Anything? Really! Student Choice and Voice in Inquiry
When I first describe our #HavPassion research project to students, I get this quizzical look. "I can research anything? Really?" Really!
For the last eight weeks, my tenth grade students have delved into the origins of the word passion, explored what it means to have grit and persevere through initial stumbles and failures, and ultimately share their passion with readers and audiences outside of the classroom.
Today after school, I listened in as Skylar interviewed someone form the Center for Forensic Science Research and Education in order to learn about how one gets into this field of study. Earlier in the day, TJ pulled up curriculum outlines for computer programming language courses and computer science classes taught at a high school in Washington. He mentioned that he was going to try contacting a principal from the school to help with his current research. He thought he was just going to be building a computer from scratch (which he did), but then he asked the question, "Why don't students have the opportunity to do this is school?" So this weekend, he put together a course proposal and research curriculum guidelines and state teaching regulations which he plans to share with our principal and hopefully the school board. Jillian connected with Duckworth Labs and with professors to learn more about growth mindset and its impact on student success in the classroom. Juliet was excited when her free book arrived after she connected with Ed Lebetikin, store owner and teacher at The Woodwright's School (if you are a fan of PBS, you might be familiar with this show). We tweeted best-selling author of Born to Run and running advocate Christopher McDougall when Abigail started to research how to prevent running injuries. He's making a visit to our school next month! Students have been taking cake decorating classes, shadowing landscape business owners, composing scores for orchestration, conducting and teaching middle school band students, and so much more. And all the while students have been blogging, sharing their research and their reflections with students both around the country, as well as those around the block.

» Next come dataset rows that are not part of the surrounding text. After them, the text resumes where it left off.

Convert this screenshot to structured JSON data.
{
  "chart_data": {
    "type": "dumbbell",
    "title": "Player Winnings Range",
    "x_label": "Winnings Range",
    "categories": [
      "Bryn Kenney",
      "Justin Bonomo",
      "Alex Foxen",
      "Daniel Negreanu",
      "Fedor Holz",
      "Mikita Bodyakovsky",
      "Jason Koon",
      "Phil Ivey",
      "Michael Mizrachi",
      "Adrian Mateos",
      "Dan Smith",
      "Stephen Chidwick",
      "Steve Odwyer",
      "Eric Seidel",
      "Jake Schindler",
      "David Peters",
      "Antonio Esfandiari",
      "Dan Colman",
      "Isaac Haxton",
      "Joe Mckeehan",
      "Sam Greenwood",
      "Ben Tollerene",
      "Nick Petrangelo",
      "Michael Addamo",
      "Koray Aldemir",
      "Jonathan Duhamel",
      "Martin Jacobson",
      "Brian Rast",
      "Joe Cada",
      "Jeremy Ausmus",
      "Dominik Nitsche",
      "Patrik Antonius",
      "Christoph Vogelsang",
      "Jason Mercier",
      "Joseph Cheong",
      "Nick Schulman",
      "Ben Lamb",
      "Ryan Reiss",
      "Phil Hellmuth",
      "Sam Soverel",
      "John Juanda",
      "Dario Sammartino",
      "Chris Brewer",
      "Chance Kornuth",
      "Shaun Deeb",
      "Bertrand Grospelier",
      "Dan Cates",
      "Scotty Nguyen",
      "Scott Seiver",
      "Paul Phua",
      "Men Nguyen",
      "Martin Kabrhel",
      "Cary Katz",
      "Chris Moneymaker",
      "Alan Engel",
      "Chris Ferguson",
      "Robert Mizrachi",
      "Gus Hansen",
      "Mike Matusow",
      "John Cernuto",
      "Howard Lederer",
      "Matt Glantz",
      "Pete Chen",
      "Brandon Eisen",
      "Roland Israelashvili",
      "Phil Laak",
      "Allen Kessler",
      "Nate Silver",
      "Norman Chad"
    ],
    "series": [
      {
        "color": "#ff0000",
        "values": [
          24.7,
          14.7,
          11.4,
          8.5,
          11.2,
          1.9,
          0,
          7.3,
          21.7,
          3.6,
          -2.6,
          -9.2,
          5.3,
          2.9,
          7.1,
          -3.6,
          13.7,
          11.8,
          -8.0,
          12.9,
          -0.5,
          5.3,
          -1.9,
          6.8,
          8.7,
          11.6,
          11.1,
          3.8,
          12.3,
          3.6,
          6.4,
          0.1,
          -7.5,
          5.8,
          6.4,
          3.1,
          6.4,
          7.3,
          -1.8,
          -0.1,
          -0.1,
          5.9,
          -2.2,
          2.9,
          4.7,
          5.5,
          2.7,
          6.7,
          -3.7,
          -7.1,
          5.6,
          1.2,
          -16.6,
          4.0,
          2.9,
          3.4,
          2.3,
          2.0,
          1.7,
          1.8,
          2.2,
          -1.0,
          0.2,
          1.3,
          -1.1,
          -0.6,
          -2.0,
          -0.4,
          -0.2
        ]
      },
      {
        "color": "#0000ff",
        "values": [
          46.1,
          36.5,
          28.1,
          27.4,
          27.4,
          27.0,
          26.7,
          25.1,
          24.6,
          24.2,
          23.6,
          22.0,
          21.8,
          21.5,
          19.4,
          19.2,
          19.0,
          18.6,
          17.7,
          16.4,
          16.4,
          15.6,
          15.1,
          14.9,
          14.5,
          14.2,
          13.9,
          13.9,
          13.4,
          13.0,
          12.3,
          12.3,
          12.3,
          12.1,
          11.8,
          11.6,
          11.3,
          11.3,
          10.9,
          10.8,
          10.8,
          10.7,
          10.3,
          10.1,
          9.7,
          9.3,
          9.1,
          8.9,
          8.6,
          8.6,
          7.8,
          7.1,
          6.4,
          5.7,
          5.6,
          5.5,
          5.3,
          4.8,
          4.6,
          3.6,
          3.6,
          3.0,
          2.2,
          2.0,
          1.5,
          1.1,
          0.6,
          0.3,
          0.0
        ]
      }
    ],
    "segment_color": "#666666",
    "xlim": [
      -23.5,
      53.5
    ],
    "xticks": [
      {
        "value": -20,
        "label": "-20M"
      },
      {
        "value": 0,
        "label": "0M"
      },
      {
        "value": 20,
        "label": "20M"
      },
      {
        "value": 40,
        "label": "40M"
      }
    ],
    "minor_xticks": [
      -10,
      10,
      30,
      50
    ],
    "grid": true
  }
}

As my tenth graders selected their topics and looked for mentor texts and experts to interview, we also connected with fifth grade students in our district completing a very similar inquiry project. Using Google Hangouts, elementary library Christina Brennan and I connected our students, encouraged them to share their inquiry interests, and then we connected our learners further using collaborative Google docs. My high schools students read through her students' initial questions and research findings and commented back to the fifth grade students, sharing research strategies and connections. My students moved from finding mentors to being mentors.
We have come to our final week for our #HavPassion inquiry projects. When I shared this with students on Monday, I had groans. But they were not groans complaining about having a week to work on research. Instead, they were groans hoping for more time. Students want to do more, read more, blog more, connect more. Now they are saying, "We can research anything! Really!"
Next weekend, some of my students will be joining Christina and me as we present at EduCon on the mentorship relationship forged between our two groups of students. My students aren't being graded for their presentations. In fact, they are joining me after our class together has come to a close. But this is what passion-based learning inspires. Student and teachers building a community of learning that extends well beyond our physical classrooms and beyond the boundaries of one particular class.